Following the secession of several of the former Yugoslav federal states, Yugoslavia was reconstituted in 1992 as a federation of the two republics of Serbia and Montenegro.
The official topographic mapping agency remains the Military Geographical Institute (Savezna Geodetska Uprava – SGU), Belgrade, which was founded in 1944, but whose origins go back to 1876, when a Geographical Section was established within the Serbian Army. By the 1920s an extensive program of triangulation and levelling was in progress and topographic map series at scales of 1:50,000 and 1:100,000 were in production. This ‘Parisian’ mapping (because it used the Paris meridian) remained of service until well after World War II. However, soon after the establishment of the new Institute in 1944, an entirely new program of topographic mapping began, using photogrammetric techniques and a new survey control network. The basic scale mapping for the whole of postwar Yugoslavia was 1:25,000, and the complete series of 3,029 sheets was issued between 1959 and 1968. There were subsequent revisions. Derived series were published at scales of 1:50,000, 1:100,000 and 1:200,000. A 1:500,000 scale series was linked to aeronautical charts and other thematic mapping, and three 1:1,000,000 scale sheets were produced in conformity with the International map of the World specification.

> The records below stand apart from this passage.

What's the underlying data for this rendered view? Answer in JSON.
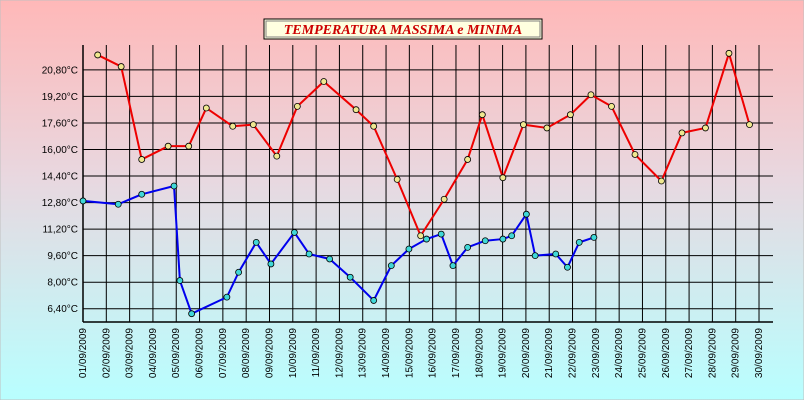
{
  "chart_data": {
    "type": "line",
    "title": "TEMPERATURA MASSIMA e MINIMA",
    "xlabel": "",
    "ylabel": "",
    "categories": [
      "01/09/2009",
      "02/09/2009",
      "03/09/2009",
      "04/09/2009",
      "05/09/2009",
      "06/09/2009",
      "07/09/2009",
      "08/09/2009",
      "09/09/2009",
      "10/09/2009",
      "11/09/2009",
      "12/09/2009",
      "13/09/2009",
      "14/09/2009",
      "15/09/2009",
      "16/09/2009",
      "17/09/2009",
      "18/09/2009",
      "19/09/2009",
      "20/09/2009",
      "21/09/2009",
      "22/09/2009",
      "23/09/2009",
      "24/09/2009",
      "25/09/2009",
      "26/09/2009",
      "27/09/2009",
      "28/09/2009",
      "29/09/2009",
      "30/09/2009"
    ],
    "y_ticks": [
      "6,40°C",
      "8,00°C",
      "9,60°C",
      "11,20°C",
      "12,80°C",
      "14,40°C",
      "16,00°C",
      "17,60°C",
      "19,20°C",
      "20,80°C"
    ],
    "y_tick_values": [
      6.4,
      8.0,
      9.6,
      11.2,
      12.8,
      14.4,
      16.0,
      17.6,
      19.2,
      20.8
    ],
    "ylim": [
      5.6,
      22.3
    ],
    "grid": true,
    "series": [
      {
        "color": "#ee0000",
        "marker_fill": "#f0e890",
        "points": [
          {
            "x": 0.5,
            "y": 21.7
          },
          {
            "x": 1.3,
            "y": 21.0
          },
          {
            "x": 2.0,
            "y": 15.4
          },
          {
            "x": 2.9,
            "y": 16.2
          },
          {
            "x": 3.6,
            "y": 16.2
          },
          {
            "x": 4.2,
            "y": 18.5
          },
          {
            "x": 5.1,
            "y": 17.4
          },
          {
            "x": 5.8,
            "y": 17.5
          },
          {
            "x": 6.6,
            "y": 15.6
          },
          {
            "x": 7.3,
            "y": 18.6
          },
          {
            "x": 8.2,
            "y": 20.1
          },
          {
            "x": 9.3,
            "y": 18.4
          },
          {
            "x": 9.9,
            "y": 17.4
          },
          {
            "x": 10.7,
            "y": 14.2
          },
          {
            "x": 11.5,
            "y": 10.8
          },
          {
            "x": 12.3,
            "y": 13.0
          },
          {
            "x": 13.1,
            "y": 15.4
          },
          {
            "x": 13.6,
            "y": 18.1
          },
          {
            "x": 14.3,
            "y": 14.3
          },
          {
            "x": 15.0,
            "y": 17.5
          },
          {
            "x": 15.8,
            "y": 17.3
          },
          {
            "x": 16.6,
            "y": 18.1
          },
          {
            "x": 17.3,
            "y": 19.3
          },
          {
            "x": 18.0,
            "y": 18.6
          },
          {
            "x": 18.8,
            "y": 15.7
          },
          {
            "x": 19.7,
            "y": 14.1
          },
          {
            "x": 20.4,
            "y": 17.0
          },
          {
            "x": 21.2,
            "y": 17.3
          },
          {
            "x": 22.0,
            "y": 21.8
          },
          {
            "x": 22.7,
            "y": 17.5
          }
        ]
      },
      {
        "color": "#0000ee",
        "marker_fill": "#40d8d8",
        "points": [
          {
            "x": 0.0,
            "y": 12.9
          },
          {
            "x": 1.2,
            "y": 12.7
          },
          {
            "x": 2.0,
            "y": 13.3
          },
          {
            "x": 3.1,
            "y": 13.8
          },
          {
            "x": 3.3,
            "y": 8.1
          },
          {
            "x": 3.7,
            "y": 6.1
          },
          {
            "x": 4.9,
            "y": 7.1
          },
          {
            "x": 5.3,
            "y": 8.6
          },
          {
            "x": 5.9,
            "y": 10.4
          },
          {
            "x": 6.4,
            "y": 9.1
          },
          {
            "x": 7.2,
            "y": 11.0
          },
          {
            "x": 7.7,
            "y": 9.7
          },
          {
            "x": 8.4,
            "y": 9.4
          },
          {
            "x": 9.1,
            "y": 8.3
          },
          {
            "x": 9.9,
            "y": 6.9
          },
          {
            "x": 10.5,
            "y": 9.0
          },
          {
            "x": 11.1,
            "y": 10.0
          },
          {
            "x": 11.7,
            "y": 10.6
          },
          {
            "x": 12.2,
            "y": 10.9
          },
          {
            "x": 12.6,
            "y": 9.0
          },
          {
            "x": 13.1,
            "y": 10.1
          },
          {
            "x": 13.7,
            "y": 10.5
          },
          {
            "x": 14.3,
            "y": 10.6
          },
          {
            "x": 14.6,
            "y": 10.8
          },
          {
            "x": 15.1,
            "y": 12.1
          },
          {
            "x": 15.4,
            "y": 9.6
          },
          {
            "x": 16.1,
            "y": 9.7
          },
          {
            "x": 16.5,
            "y": 8.9
          },
          {
            "x": 16.9,
            "y": 10.4
          },
          {
            "x": 17.4,
            "y": 10.7
          }
        ]
      }
    ]
  }
}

The sheet lines of these series are graticule-based and refer to the Greenwich Meridian. The maps are colored, and are gridded, with contours (20 m intervals for the larger scales), roads color classified and woodlands in green. The 1:500,000 series has hypsometric tints for relief.
A digital version of the 1:100,000 scale topographic map is in preparation, and in 1996 work began on a national digital base map at 1:5,000 scale. The work is being done by the Institute of Geodesy, in the Civil Engineering Faculty of the University of Belgrade.
Soviet military topographic mapping of Montenegro exists at the following scales: 1:1,000,000 (1 sheet, complete coverage, published in 1990); 1:500,000 (2 sheets, complete coverage, published in 1982); 1:200,000 (9 sheets, complete coverage, published 1976-1978); 1:100,000 (19 sheets, complete coverage, published 1976-1977) and 1:50,000 (59 sheets, complete coverage, published 1974-1977). These products are available in print, digital raster and digital vector GIS formats from East View Geospatial.
Digital mapping within a geographical information systems framework has been carried out by several academic institutions. A water resources database for Serbia is being developed by the ‘Jaroslav Cerni’ Water Resources Institute.
The Federal Geological Institute (Geoinstitut) in Belgrade has been responsible for an extensive standard series of 1:100,000 scale geological maps, and a number of 1:500.000 scale earth science maps were published in the 1980s and 1990s.
Hydrological, meteorological and climatological data are collected by the Federal Hydrometeorological Institute (Savezni Hidrometeoroloski Zavod). A climatological atlas was issued in the 1970s.
The principal commercial cartographic publishing company is Izdavacka Ustanova Zavod za Kartografiju ‘Geokarta’ (Geokarta), Belgrade, established in 1947. The company prepares a range of folded, road and tourist maps of the Balkans, city maps of Belgrade, general World and continental maps and also specializes in the production of school atlases, wall maps and other maps for educational use. Some maps are in Cyrillic and some use the Latin alphabet.
Many private publishers now located in the newly independent Balkan republics have contributed to the general and tourist mapping of the region. A useful indexed map covering the greater region is the Times map of the Western Balkans, and tourist maps by Freytag-Berndt (FB), Vienna and Kummerley and Frey (K+F), Bern, cover the whole of former Yugoslavia. The American Central Intelligence Agency (CIA) has also produced useful small scale general and thematic maps.
Statistical data is collected by the Federal Statistical Office, and has been used in demographic mapping.